本文选题：HEVC + 帧内预测　；参考：《西安邮电大学》2016年硕士论文

【摘要】：新一代高效率视频编码标准HEVC (High Efficiency Video Coding)于2010年1月由视频编码联合组JCT-VC首次提出,其核心目的是在H.264/AVC的基础上,将压缩效率提高一倍。为了达到这个目标,HEVC必须采用更高复杂度的视频编解码算法,因此也引入了极高的计算复杂度。本文在深入研究帧内预测算法的基础上,针对算法中块分割与预测模式选择两个过程,分别给出了两种优化方案：适合于视频质量要求较高场景下的基于率失真优化的快速编码单元划分算法和适合于实时性要求较高场景下的基于模式分组的帧内预测模式快速选择算法,两种算法都有效的降低了计算复杂度,提高了帧内编码的效率。

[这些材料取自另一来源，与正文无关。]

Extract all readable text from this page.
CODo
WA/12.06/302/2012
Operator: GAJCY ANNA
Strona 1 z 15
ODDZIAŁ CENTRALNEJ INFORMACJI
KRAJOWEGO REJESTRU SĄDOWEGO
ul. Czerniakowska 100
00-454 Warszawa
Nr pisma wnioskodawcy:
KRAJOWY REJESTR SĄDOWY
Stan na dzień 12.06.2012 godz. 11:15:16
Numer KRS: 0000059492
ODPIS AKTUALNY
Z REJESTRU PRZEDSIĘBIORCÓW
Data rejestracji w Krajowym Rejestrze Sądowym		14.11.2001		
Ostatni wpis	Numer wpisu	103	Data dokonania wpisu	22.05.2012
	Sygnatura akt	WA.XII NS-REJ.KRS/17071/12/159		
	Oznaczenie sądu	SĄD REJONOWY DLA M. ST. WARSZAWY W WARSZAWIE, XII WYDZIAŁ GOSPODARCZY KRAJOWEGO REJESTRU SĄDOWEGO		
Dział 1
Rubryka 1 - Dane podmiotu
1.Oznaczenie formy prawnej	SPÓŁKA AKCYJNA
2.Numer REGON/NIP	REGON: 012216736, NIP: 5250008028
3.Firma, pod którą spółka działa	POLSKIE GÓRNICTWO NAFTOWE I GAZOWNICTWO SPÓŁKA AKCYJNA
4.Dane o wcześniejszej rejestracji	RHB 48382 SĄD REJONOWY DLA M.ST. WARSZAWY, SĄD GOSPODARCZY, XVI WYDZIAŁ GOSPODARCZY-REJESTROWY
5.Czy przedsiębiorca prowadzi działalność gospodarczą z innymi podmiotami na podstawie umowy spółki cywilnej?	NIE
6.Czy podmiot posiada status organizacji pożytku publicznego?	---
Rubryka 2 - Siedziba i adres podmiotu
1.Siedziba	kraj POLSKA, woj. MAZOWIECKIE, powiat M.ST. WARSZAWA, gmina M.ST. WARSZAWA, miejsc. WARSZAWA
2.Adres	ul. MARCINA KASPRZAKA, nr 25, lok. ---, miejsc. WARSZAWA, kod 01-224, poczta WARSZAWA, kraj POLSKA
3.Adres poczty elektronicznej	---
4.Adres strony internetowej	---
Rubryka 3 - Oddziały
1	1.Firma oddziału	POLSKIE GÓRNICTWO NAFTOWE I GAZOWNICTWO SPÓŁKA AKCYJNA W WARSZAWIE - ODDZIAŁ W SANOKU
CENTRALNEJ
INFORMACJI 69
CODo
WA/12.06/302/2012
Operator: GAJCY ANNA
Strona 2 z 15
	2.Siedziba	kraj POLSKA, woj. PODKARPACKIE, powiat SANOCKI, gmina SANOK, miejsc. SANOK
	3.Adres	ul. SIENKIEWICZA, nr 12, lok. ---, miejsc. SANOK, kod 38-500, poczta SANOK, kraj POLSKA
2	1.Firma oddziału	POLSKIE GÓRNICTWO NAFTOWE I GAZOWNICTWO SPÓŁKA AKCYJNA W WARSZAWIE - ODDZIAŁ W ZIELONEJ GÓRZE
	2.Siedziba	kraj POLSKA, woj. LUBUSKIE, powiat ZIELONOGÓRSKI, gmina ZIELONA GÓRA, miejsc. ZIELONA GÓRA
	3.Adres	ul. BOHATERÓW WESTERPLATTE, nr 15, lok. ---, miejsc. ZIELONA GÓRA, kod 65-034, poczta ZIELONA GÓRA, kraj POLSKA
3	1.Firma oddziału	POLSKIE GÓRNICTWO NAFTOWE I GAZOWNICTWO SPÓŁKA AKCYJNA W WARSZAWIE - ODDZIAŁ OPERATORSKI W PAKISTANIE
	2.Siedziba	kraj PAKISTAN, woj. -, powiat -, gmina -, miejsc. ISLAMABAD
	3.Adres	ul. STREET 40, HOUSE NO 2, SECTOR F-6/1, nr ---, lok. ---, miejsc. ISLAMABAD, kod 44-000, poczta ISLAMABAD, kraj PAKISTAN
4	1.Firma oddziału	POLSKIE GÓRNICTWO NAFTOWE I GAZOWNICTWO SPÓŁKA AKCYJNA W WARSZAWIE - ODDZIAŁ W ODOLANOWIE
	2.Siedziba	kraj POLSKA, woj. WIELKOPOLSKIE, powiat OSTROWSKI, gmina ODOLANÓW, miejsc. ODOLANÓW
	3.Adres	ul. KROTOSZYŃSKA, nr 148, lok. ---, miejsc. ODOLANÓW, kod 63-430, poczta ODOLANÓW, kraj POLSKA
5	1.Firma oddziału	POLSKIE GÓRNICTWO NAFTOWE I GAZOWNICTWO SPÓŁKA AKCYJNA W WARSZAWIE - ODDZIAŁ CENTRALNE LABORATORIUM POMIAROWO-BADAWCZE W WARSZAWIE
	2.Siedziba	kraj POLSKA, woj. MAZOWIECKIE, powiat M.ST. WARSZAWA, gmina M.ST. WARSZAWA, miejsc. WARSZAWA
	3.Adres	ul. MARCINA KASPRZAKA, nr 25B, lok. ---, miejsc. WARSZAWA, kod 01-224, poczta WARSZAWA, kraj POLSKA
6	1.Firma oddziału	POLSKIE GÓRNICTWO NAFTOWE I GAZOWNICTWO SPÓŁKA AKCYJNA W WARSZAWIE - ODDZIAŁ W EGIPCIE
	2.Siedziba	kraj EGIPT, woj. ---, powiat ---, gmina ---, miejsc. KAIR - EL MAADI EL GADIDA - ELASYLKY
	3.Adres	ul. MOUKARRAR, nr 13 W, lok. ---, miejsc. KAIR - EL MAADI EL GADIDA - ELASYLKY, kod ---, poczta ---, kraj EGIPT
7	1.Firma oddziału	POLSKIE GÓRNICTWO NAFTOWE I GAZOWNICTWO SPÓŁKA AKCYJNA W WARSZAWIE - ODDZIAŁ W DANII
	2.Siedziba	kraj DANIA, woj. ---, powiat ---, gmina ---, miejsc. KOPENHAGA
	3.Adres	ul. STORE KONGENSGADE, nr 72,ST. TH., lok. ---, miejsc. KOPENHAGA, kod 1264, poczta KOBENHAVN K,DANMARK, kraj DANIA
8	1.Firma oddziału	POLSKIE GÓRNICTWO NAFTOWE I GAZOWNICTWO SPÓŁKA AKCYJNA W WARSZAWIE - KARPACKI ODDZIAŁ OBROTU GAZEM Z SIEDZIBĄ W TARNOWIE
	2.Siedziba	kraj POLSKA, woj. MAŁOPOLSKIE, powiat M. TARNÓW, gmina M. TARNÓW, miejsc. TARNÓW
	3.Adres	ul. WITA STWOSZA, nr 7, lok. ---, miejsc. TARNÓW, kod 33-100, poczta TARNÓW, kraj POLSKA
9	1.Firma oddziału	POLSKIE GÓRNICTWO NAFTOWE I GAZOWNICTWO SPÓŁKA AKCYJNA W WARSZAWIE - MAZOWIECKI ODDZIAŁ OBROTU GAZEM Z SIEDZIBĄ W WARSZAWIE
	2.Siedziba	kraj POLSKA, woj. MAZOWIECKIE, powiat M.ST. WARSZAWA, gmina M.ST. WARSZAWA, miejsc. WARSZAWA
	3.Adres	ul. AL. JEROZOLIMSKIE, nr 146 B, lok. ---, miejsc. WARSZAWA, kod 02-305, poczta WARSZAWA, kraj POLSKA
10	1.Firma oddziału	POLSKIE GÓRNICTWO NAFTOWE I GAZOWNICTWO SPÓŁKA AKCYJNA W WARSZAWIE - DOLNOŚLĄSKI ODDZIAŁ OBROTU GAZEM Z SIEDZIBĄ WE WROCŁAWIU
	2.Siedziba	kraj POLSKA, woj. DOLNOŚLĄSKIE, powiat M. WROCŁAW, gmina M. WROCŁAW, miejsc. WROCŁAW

此外,考虑到HEVC中,帧内预测算法的串行操作方式及35种预测模式的排队处理,对预测编码时间和性能的影响,本文基于西安邮电大学自主研发的面向视频编解码的动态可编程可重构的阵列处理器DPR-CODEC,提出了参考像素平滑和预测模式快速选择的并行化方案,有效降低了单个处理单元串行操作所需的数据加载的时钟周期数以及模式预测时所需的总时间,提高了计算效率。具体工作如下：1.HEVC编码单元划分方法的改进：通过对不同深度间的率失真代价进行统计研究,发现不进行分割的CU率失真代价值偏小,而进行分割的CU率失真代价值比较大并且分布比较均匀。基于该特性,本文对不同的量化参数下的率失真代价概率分布图产生的阈值进行统计,得到了最大编码单元(Largest CU,LCU)划分过程中不同深度的阈值方程,并利用该阈值提前终止编码单元的划分,从而达到降低计算复杂度的目的。实验表明改进的方法与HEVC测试模型HM10.0相比,码率增加了0.5%,Y-PSNR降低了0.019dB,编码时间减少了26.7%。2.提出基于模式分组的帧内预测模式快速选择算法：利用候选模式集中排列第一的预测模式与最优预测模式之间的强相关性,本文通过对35种预测模式进行初次筛选和再次筛选,快速精确的找到成为最优预测模式概率最大的候选模式。该方法大大减少了进入RDO过程的模式数量,有效地降低了原有帧内预测编码算法的计算复杂度。实验表明该算法在保证视频质量和码率基本不变的前提下减少了41.8%的编码时间。3.参考像素平滑的并行化设计：HEVC测试模型是针对单处理器系统设计的,其参考像素平滑以串行方式执行时,像素点的滤波运算会受到彼此数据加载的影响,导致处理器无法快速处理。因此,本文给出了一种将所有相关像素点一次性加载完毕,然后再统一进行滤波计算的思路,完成了参考像素平滑的并行化设计。经过仿真验证,该方案串/并行加速比达到14.43。4.预测模式快速选择算法并行化设计：考虑到DPR-CODEC的资源限制以及计算效率,在进行帧内预测时,根据预测方向与图像强纹理方向的相关性,筛选出预测方向出现概率较大的模式进行预测。其并行化思路是：每一个簇同时对预测块的16个像素点进行预测运算,每个PE独立完成12种模式计算。该方案解决了串行模式下,预测模式计算相互等待的问题,实现了多个像素点对预测模式选择的并行处理。仿真结果表明,模式预测并行化设计方案串/并行加速比达到7.60,提高了运算效率。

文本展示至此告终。